When reading the Old Testament, the chastisement of the Jews is relentless. Every time they turn their back on God through disobedience, they are attacked, enslaved, or displaced. Every time. But they kept on doing it.
Reading about the Old Testament Jews reminds me of watching a horror movie. You scream fruitlessly at the screen “Don’t do it!! Exile and slavery are waiting behind the door!!” Alas, alack.
That is the thing, characters in a horror movie do no know they are in a horror movie, they live their lives as if all is normal.
So too, life in chastisement seems much the same. Do you think that your average brick making Jew in Egypt realized that his people were being purified? Nope. He was as pre-occupied with making bricks as I am with going to work each day.
Chastisement can be that way. Many have this notion that chastisement is a sudden and unmistakable event of obvious biblical comeuppance “Sodom and Gomorrah” style. Sometimes. But if the Bible teaches us anything it is that run-of-the-mill chastisement is a centuries long event.
There is an expectation among many Christians today that a chastisement for a sinful world is long overdue and that there is an unmistakable event of obvious biblical comeuppance “Sodom and Gomorrah” style in our near future. Our deserving of such a correction—and that is what God’s chastisement is all about, correction—is not even up for debate.
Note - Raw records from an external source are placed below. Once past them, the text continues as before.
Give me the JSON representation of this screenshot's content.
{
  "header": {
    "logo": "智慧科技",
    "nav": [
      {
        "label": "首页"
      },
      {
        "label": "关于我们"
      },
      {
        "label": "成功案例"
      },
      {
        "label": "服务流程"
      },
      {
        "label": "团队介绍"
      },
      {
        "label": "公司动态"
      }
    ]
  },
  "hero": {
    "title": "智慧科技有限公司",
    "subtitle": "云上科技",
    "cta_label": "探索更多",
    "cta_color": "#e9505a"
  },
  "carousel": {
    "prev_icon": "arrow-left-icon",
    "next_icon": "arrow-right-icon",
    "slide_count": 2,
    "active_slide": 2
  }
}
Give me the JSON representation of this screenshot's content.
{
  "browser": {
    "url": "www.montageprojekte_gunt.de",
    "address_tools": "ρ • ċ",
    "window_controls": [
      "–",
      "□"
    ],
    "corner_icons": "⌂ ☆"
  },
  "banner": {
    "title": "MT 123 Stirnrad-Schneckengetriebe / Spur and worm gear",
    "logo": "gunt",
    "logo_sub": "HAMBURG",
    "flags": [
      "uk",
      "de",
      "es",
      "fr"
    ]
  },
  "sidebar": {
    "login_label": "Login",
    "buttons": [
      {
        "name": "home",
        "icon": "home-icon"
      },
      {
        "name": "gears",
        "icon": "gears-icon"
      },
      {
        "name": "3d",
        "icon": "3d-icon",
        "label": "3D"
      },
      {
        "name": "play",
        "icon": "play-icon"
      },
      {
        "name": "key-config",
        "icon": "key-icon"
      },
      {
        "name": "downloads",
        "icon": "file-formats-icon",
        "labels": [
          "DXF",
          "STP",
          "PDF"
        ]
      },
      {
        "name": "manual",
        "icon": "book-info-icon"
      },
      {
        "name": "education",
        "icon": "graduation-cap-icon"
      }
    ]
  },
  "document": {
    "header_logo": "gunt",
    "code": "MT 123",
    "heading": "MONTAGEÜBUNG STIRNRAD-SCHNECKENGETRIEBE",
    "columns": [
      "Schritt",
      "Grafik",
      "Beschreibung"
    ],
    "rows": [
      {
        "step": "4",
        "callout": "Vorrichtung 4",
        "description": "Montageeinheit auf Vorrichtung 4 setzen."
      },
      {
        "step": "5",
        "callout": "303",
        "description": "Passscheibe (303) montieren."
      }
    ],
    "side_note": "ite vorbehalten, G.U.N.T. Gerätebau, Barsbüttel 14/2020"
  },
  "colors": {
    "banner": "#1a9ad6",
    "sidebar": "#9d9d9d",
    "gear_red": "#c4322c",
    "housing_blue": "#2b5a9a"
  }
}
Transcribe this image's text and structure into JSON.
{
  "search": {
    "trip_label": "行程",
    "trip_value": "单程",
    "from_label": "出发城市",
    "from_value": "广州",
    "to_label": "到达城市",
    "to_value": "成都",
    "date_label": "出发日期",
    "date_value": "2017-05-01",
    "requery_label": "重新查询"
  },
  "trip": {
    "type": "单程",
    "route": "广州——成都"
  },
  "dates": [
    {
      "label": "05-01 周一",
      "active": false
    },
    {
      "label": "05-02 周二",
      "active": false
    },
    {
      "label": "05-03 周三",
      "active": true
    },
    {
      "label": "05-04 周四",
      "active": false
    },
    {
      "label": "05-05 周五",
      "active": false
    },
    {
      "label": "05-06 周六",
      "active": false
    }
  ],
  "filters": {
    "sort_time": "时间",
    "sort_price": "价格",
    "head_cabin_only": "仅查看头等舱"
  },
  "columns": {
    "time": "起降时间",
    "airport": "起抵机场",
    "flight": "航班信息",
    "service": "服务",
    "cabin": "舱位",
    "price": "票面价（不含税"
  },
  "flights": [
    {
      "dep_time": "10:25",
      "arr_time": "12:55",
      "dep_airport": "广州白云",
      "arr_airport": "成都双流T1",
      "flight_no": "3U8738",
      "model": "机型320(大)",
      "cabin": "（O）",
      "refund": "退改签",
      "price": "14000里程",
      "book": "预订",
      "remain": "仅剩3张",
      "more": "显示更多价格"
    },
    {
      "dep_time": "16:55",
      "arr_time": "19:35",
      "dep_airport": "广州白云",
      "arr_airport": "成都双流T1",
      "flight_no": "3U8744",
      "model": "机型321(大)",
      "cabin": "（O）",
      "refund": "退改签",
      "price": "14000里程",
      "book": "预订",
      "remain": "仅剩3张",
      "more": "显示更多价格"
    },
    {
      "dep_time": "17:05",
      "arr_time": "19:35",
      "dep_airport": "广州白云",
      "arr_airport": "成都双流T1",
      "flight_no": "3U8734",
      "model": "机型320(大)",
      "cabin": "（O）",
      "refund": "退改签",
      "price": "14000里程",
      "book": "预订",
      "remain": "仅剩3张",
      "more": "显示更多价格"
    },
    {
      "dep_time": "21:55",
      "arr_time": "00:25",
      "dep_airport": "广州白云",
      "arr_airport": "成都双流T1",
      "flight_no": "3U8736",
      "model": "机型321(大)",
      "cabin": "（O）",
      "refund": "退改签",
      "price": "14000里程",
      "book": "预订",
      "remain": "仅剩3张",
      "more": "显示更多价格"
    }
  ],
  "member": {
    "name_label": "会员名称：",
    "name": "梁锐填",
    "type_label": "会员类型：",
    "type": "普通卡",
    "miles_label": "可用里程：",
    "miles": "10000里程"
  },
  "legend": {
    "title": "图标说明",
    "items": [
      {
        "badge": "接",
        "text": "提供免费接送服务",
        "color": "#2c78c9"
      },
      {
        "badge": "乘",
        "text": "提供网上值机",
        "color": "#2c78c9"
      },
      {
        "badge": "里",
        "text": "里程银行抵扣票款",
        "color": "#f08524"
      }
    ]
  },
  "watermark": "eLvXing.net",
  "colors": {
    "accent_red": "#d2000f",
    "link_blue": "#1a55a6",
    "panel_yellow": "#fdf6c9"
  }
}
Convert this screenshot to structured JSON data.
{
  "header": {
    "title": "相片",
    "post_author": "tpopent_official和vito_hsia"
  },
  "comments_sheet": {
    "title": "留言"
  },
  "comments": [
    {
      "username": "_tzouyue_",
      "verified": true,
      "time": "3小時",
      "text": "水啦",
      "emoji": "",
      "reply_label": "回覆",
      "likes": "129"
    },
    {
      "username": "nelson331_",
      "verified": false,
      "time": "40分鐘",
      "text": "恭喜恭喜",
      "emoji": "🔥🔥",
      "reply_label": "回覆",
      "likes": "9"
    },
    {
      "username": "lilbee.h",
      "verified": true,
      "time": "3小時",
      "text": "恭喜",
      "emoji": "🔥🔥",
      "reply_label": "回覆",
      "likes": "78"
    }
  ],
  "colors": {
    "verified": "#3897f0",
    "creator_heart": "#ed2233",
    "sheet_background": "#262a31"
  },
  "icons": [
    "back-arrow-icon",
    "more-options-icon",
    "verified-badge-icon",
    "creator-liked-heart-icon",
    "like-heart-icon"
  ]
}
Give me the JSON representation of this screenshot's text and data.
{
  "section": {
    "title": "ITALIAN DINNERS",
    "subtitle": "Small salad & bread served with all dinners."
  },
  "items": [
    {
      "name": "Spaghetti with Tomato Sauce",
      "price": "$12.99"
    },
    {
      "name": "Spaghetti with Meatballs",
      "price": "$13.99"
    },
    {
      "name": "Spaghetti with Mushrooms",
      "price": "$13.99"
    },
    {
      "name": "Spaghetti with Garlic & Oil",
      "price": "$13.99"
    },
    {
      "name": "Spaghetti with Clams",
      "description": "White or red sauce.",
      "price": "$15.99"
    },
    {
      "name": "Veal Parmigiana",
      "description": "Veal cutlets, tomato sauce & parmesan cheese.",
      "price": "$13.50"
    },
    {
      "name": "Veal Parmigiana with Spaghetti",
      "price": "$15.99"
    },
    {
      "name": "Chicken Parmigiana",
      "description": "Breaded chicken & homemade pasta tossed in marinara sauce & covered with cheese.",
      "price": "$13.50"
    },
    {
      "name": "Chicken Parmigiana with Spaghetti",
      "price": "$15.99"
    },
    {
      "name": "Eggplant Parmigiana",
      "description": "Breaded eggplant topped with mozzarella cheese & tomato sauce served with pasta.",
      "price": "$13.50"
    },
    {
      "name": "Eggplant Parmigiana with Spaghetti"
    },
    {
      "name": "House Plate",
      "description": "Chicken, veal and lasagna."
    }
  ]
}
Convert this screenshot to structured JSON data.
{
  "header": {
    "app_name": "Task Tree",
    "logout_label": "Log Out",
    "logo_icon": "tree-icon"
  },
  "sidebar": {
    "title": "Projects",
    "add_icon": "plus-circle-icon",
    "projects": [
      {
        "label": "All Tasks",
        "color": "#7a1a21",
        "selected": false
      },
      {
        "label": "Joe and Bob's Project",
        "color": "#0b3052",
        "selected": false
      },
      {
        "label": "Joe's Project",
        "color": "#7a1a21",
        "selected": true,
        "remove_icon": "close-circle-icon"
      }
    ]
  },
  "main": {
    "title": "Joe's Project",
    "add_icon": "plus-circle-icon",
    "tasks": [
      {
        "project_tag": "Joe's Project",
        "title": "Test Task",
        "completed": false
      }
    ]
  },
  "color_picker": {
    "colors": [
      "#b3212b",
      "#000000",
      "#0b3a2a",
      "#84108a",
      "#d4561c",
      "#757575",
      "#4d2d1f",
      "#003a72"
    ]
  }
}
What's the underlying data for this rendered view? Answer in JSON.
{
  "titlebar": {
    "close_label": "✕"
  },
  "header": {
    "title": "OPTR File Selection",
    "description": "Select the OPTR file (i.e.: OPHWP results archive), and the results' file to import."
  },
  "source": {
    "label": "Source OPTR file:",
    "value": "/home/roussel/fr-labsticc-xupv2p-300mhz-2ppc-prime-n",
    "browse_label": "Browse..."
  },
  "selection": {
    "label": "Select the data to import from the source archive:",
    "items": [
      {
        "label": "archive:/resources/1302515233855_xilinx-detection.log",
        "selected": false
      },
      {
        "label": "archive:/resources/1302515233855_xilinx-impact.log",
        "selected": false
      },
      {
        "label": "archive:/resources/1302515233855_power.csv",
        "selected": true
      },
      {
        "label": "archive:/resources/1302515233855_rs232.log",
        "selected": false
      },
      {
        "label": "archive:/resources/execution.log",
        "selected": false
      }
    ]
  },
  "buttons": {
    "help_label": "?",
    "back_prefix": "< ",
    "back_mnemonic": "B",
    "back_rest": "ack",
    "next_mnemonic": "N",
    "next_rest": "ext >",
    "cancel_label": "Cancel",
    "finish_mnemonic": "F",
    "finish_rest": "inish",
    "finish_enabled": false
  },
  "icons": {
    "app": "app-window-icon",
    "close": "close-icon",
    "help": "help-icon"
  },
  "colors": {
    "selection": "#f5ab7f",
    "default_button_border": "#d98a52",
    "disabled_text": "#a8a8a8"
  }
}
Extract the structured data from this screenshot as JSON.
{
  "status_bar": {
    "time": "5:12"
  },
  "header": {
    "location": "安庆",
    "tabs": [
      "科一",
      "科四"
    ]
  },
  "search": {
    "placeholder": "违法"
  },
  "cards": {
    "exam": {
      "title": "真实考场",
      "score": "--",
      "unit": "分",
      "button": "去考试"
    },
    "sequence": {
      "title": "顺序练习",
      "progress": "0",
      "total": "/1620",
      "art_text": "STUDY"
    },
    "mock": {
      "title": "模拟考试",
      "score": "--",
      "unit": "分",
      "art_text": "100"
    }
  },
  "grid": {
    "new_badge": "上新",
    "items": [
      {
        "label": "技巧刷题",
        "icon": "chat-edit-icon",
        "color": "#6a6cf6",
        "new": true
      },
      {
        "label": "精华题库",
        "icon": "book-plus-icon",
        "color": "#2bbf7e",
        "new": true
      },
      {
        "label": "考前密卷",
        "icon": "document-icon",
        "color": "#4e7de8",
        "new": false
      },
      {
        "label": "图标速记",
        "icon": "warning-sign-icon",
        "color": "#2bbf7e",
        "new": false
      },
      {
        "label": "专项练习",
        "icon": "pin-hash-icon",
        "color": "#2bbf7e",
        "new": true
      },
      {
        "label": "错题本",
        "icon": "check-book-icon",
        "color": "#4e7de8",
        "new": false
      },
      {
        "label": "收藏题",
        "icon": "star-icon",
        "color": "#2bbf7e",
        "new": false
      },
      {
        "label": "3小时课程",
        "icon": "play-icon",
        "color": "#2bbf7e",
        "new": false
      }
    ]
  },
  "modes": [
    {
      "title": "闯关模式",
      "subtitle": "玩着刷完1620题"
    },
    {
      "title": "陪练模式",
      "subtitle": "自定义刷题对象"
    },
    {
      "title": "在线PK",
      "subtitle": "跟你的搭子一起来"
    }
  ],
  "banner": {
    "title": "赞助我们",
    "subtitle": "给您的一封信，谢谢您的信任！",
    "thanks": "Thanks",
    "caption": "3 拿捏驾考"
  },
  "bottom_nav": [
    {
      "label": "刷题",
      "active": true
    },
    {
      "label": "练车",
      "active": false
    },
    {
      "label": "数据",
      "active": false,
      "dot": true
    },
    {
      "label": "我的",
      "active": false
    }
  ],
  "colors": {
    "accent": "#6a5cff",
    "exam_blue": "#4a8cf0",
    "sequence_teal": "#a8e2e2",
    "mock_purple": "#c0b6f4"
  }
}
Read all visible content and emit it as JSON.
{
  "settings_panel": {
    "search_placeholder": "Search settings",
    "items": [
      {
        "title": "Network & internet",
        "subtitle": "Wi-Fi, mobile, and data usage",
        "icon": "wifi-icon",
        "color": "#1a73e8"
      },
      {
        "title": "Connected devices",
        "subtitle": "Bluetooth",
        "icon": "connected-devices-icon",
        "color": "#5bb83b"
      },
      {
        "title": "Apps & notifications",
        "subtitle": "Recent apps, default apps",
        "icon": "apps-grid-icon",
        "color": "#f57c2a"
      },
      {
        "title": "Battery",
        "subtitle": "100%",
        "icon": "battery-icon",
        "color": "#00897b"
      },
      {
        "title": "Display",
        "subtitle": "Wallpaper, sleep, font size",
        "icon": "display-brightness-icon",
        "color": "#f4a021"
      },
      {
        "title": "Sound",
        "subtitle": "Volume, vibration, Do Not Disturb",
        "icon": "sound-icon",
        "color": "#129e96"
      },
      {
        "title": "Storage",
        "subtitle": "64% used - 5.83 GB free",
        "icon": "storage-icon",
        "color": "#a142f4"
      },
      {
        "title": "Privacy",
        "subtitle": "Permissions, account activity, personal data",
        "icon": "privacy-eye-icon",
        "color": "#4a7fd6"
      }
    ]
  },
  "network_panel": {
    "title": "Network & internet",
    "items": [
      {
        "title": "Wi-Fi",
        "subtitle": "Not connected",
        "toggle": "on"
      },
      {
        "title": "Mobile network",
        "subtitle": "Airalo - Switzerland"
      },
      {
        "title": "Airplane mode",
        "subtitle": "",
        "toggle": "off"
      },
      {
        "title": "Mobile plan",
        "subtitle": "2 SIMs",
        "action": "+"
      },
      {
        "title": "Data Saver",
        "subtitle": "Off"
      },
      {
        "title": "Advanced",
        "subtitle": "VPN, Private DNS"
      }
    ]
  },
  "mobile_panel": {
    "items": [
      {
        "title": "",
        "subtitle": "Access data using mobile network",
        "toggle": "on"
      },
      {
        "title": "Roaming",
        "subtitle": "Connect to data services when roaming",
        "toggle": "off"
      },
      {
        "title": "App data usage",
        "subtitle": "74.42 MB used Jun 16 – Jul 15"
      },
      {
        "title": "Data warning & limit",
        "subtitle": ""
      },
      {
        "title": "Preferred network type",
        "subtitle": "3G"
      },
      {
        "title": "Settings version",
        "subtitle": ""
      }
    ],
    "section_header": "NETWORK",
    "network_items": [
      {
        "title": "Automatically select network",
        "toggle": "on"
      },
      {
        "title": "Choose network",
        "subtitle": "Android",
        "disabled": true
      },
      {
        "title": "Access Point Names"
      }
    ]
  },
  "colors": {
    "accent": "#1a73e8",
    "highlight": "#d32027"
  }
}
The only real question is when. When will God act?
May I suggest that we are making bricks in exile? What I mean to say, we are in the middle of a great chastisement but we are so busy making bricks that we fail to see the big picture.
Just the other day, Pope Benedict noted that Christians are the most persecuted religious group in the world. Yup, chastisement.
When the third secret of Fatima revealed a vision of a Bishop dressed in white making his way through a half ruined city and over corpses only to be cut down by bullets, many people wondered “Wow! That is a prophecy of chastisement. When will that happen?” Look around.
More Christians have died for their faith in the past century than the past 2000 years put together. The chastisement is now. We are the chastisement. We tend to think of chastisement as something unusual sent by God. More frequently, and the Old Testament confirms this, chastisement is God allowing us to suffer the consequences of our own contrary wills. And do we suffer.
Now it may be that dramatic and sudden events will occur in the future to drive the point home or bring the chastisement to an end. I don’t know. But I suspect that one day, someone will view our story as a horror movie, the same way I do with the travails of Old Testament Jews, and shout at the screen “What are you doing? Turn back to God and stop the suffering. It is so obvious!”
It may be obvious to them, but we were too busy making bricks to notice.